Not a board game either. BattleTech is a strategic combat game set in the far future. Wars are fought using mechs, massive war machines bristling with weaponry. Players maneuver their miniature mechs on a grid map and attempt to beat their opponents through brute force or slick strategy. This game is an introductory version; there are actually numerous volumes of rules available covering nearly every imaginable scenario. There can be a lot of number crunching and rules minutia, but for the tactical strategy minded, this is nothing but good times.

Pandemic is the first of three cooperative games in my library. Players take on the role of various professionals, such as scientist, medic, and researcher. Players must work together to contain, treat, and hopefully cure a series of infectious diseases that have begun to spread around the world. The game has fantastic epidemic and outbreak mechanics that can quickly trigger a domino effect, spiraling the game out of control. Everyone wins or loses together, but even losing is fun.

A Touch of Evil
This game can be competitive or cooperative, depending on the players’ choice at the beginning. It is a horror game in the vein of Victorian period pieces. Players explore a region terrorized by some supernatural evil. They must uncover information that reveals the nature of the fiend, where is its lair, and how can it be defeated. Along the way they will be hampered by the evil being’s forces, aided by terrified townspeople, and betrayed by possessed agents of evil. While a little corny, with a group in the right mindset, especially on a dark and stormy night, this game is challenging and tense. It is much more complex than the other games on this list, and play time is fairly long. Only Arkham Horror beats it in those two categories.

Arkham Horror
Arkham Horror is awesome. This is a cooperative game based H.P. Lovecraft’s short horror fiction. The rules are deep and complex, the game is challenging, even brutal at times, and it can take a whole evening to play through one sitting. Arkham is beset by ancient and unimaginably powerful forces that threaten to awake and reclaim the world from the human infestation. Players take on the roles of investigators, exploring the town of Arkam and its environs, even crossing into other realms of existence, in a most likely futile attempt to stop the inevitable. The tone of the game is one of bleak desperation; the Great Old One is waking and gathering strength, nightmarish creatures spring from portals to other dimensions, and the players’ sanity is hanging on by a thread. Lose your sanity, end up in Arkham Asylum; fail to stem the flood of creatures invading Arkham, towns people flee taking their resources with them; allow the Old One to wake, say goodbye. Unless…
Bruce O.
user 11034342
Akron, OH
Post #: 2
Sorry for the delay in responding, been a busy few weeks.

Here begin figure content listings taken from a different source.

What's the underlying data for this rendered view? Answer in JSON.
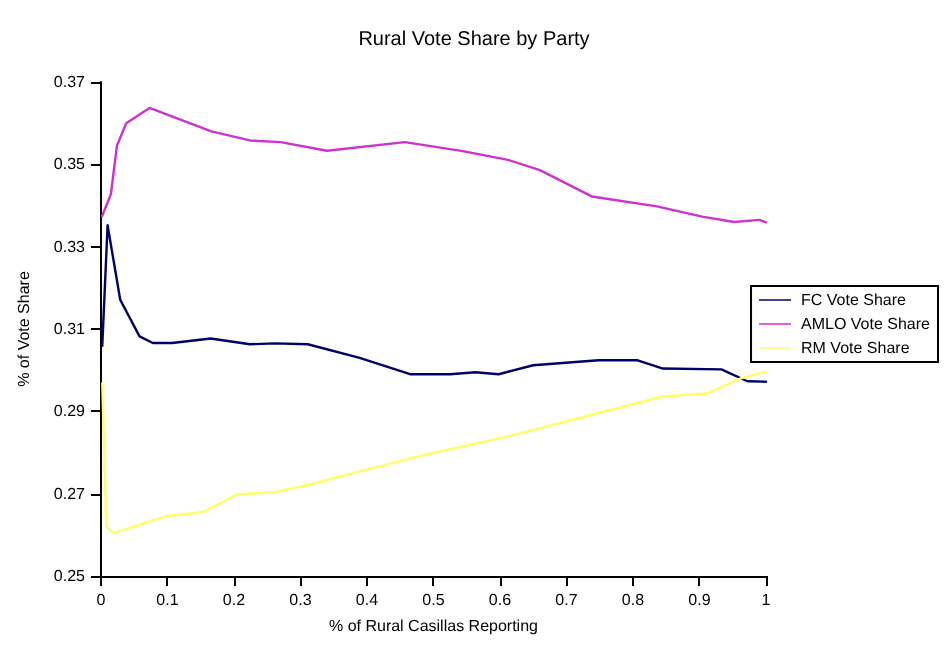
{
  "chart_data": {
    "type": "line",
    "title": "Rural Vote Share by Party",
    "xlabel": "% of Rural Casillas Reporting",
    "ylabel": "% of Vote Share",
    "xlim": [
      0,
      1
    ],
    "xticks": [
      0,
      0.1,
      0.2,
      0.3,
      0.4,
      0.5,
      0.6,
      0.7,
      0.8,
      0.9,
      1
    ],
    "ylim": [
      0.25,
      0.37
    ],
    "yticks": [
      0.25,
      0.27,
      0.29,
      0.31,
      0.33,
      0.35,
      0.37
    ],
    "grid": false,
    "legend": "right",
    "marker": "none",
    "line_style": "solid",
    "series": [
      {
        "name": "FC Vote Share",
        "color": "#000066",
        "x": [
          0.002,
          0.01,
          0.029,
          0.058,
          0.078,
          0.107,
          0.165,
          0.224,
          0.262,
          0.311,
          0.389,
          0.466,
          0.525,
          0.563,
          0.598,
          0.65,
          0.748,
          0.807,
          0.845,
          0.933,
          0.972,
          1.0
        ],
        "values": [
          0.3059,
          0.3352,
          0.3171,
          0.3082,
          0.3066,
          0.3066,
          0.3077,
          0.3063,
          0.3065,
          0.3063,
          0.303,
          0.299,
          0.299,
          0.2995,
          0.299,
          0.3012,
          0.3024,
          0.3024,
          0.3004,
          0.3002,
          0.2973,
          0.2972
        ]
      },
      {
        "name": "AMLO Vote Share",
        "color": "#cc33cc",
        "x": [
          0.002,
          0.015,
          0.024,
          0.038,
          0.073,
          0.166,
          0.224,
          0.27,
          0.34,
          0.457,
          0.544,
          0.612,
          0.66,
          0.738,
          0.836,
          0.904,
          0.952,
          0.99,
          1.0
        ],
        "values": [
          0.3375,
          0.3428,
          0.3545,
          0.36,
          0.3637,
          0.358,
          0.3558,
          0.3554,
          0.3533,
          0.3554,
          0.3532,
          0.3511,
          0.3486,
          0.3422,
          0.3398,
          0.3373,
          0.336,
          0.3365,
          0.3359
        ]
      },
      {
        "name": "RM Vote Share",
        "color": "#ffff66",
        "x": [
          0.002,
          0.008,
          0.019,
          0.049,
          0.097,
          0.155,
          0.204,
          0.262,
          0.311,
          0.398,
          0.486,
          0.612,
          0.651,
          0.748,
          0.845,
          0.913,
          0.962,
          1.0
        ],
        "values": [
          0.2968,
          0.262,
          0.2604,
          0.262,
          0.2645,
          0.2656,
          0.2698,
          0.2704,
          0.2721,
          0.2758,
          0.2794,
          0.2839,
          0.2855,
          0.2896,
          0.2936,
          0.2944,
          0.298,
          0.2996
        ]
      }
    ]
  }
}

Nothing is really a deal breaker for me. I've played both Catan and Carcasson (well, the online versions, which follow the same rulesets) before, two games you mention above, and like them.

Would also be into the pen and paper type games as well, if any are interested. The one thing I dislike though about those types of games are when they devolve into a "rules lawyer" match, where half of the play time seems just to be people arguing which rules apply to which situation. Very annoying. Would be interested in trying pretty much any system, new or old, but would love to do an old style D&D game someday too (Call me nostalgic :) )

A former member
Post #: 93
Bumping this up to the top o' the list. I hope to finally get around to adding my next entry covering the role playing gams in my collection soon.

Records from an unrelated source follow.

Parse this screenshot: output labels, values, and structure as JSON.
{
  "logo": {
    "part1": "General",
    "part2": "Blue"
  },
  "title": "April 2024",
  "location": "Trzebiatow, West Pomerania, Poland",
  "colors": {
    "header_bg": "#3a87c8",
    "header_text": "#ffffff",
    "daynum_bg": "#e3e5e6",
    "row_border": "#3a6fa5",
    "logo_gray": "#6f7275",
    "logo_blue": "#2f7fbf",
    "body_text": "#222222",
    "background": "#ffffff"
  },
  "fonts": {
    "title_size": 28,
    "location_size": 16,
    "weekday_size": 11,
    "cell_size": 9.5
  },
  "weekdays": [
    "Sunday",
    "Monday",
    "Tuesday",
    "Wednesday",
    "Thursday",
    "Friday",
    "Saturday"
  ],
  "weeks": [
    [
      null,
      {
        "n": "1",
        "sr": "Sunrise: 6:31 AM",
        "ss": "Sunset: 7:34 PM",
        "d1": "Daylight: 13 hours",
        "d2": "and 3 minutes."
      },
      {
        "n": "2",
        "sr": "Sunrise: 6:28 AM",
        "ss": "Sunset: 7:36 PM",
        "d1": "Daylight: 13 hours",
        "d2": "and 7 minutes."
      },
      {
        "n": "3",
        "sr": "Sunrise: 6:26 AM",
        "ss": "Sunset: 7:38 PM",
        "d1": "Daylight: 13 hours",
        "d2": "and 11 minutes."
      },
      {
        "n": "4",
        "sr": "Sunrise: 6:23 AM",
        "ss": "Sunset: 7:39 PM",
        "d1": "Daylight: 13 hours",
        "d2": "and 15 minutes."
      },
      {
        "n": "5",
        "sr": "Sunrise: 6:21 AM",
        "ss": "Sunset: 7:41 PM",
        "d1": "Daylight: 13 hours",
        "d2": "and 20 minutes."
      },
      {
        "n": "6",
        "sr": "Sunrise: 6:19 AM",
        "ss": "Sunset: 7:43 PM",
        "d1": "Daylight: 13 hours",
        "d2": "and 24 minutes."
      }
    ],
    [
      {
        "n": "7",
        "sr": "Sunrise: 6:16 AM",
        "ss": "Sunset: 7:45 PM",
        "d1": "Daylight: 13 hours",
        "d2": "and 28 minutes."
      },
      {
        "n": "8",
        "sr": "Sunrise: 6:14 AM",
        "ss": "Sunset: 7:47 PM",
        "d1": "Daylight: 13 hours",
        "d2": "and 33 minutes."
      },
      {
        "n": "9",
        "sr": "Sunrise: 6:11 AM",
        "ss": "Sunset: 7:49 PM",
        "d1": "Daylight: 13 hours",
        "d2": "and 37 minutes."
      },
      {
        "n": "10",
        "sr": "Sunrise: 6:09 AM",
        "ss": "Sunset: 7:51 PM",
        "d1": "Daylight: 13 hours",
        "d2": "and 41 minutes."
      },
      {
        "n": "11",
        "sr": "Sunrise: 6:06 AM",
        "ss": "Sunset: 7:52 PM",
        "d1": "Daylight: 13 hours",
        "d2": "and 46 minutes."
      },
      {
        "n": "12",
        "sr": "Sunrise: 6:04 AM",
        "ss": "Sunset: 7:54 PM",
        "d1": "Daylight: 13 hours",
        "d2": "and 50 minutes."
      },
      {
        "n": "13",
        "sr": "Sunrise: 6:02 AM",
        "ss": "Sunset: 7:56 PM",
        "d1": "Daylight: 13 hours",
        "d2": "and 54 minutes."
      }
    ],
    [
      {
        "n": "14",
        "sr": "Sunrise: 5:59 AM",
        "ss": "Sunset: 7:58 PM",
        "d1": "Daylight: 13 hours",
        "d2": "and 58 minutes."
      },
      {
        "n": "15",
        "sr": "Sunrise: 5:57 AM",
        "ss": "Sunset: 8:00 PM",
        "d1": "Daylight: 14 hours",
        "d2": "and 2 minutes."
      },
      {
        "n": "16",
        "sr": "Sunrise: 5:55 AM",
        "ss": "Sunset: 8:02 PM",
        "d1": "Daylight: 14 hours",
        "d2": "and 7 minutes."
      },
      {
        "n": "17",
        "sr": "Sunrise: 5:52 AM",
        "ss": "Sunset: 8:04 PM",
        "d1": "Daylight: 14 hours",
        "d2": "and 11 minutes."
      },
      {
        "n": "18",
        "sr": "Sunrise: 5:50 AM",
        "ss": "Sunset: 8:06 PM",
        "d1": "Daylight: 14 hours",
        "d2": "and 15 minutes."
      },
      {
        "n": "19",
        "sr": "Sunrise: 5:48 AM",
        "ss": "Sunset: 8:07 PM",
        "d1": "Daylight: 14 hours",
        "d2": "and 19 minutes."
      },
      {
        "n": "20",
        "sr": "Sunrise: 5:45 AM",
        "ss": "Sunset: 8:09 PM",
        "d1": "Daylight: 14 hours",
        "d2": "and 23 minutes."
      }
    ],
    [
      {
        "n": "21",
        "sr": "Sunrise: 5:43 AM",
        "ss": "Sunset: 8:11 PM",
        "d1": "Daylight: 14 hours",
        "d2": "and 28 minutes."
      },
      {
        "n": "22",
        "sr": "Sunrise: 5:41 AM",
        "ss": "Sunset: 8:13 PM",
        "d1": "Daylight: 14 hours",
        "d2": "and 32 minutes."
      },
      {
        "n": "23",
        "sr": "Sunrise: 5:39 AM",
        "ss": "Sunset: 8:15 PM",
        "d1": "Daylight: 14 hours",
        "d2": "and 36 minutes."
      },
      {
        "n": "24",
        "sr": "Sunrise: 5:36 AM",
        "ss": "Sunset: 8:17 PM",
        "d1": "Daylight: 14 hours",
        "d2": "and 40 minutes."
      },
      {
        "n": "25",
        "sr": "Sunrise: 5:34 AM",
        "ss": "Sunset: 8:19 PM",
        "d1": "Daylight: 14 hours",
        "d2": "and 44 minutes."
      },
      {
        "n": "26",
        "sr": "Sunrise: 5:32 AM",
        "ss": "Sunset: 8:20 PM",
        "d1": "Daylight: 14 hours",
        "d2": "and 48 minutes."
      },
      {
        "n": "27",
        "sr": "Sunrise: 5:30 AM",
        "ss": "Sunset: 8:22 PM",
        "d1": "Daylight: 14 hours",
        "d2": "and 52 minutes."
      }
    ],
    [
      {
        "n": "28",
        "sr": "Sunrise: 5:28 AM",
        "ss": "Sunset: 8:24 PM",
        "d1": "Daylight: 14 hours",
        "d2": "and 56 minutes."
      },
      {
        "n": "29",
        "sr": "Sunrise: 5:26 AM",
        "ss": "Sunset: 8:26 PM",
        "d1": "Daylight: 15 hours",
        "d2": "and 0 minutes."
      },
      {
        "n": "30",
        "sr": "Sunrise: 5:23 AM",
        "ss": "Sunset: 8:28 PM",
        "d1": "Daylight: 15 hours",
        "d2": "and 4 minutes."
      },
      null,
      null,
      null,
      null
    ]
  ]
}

We should also be listing a date and location for the first gaming meetup soon as well.
A former member
Post #: 58
I'll admit to being a Scrabble fanatic - sorry if that's not "geek" enough, I just *love* word-gaming! But I've also recently tried some of more Euro games - although none that you've listed here. Arkham Horror sounds interesting since I read H. P. Lovecraft waaay back in high school and am familiar with the "universe" as such. But I've up for trying new games. :)

Hooray for Freethinker boardgaming! Thanks for getting this started.
Cleveland, OH
Post #: 531
I’m interested in games too. Scrabble in particular (well, and computer games of various kinds) but I’m open to trying all kinds of things.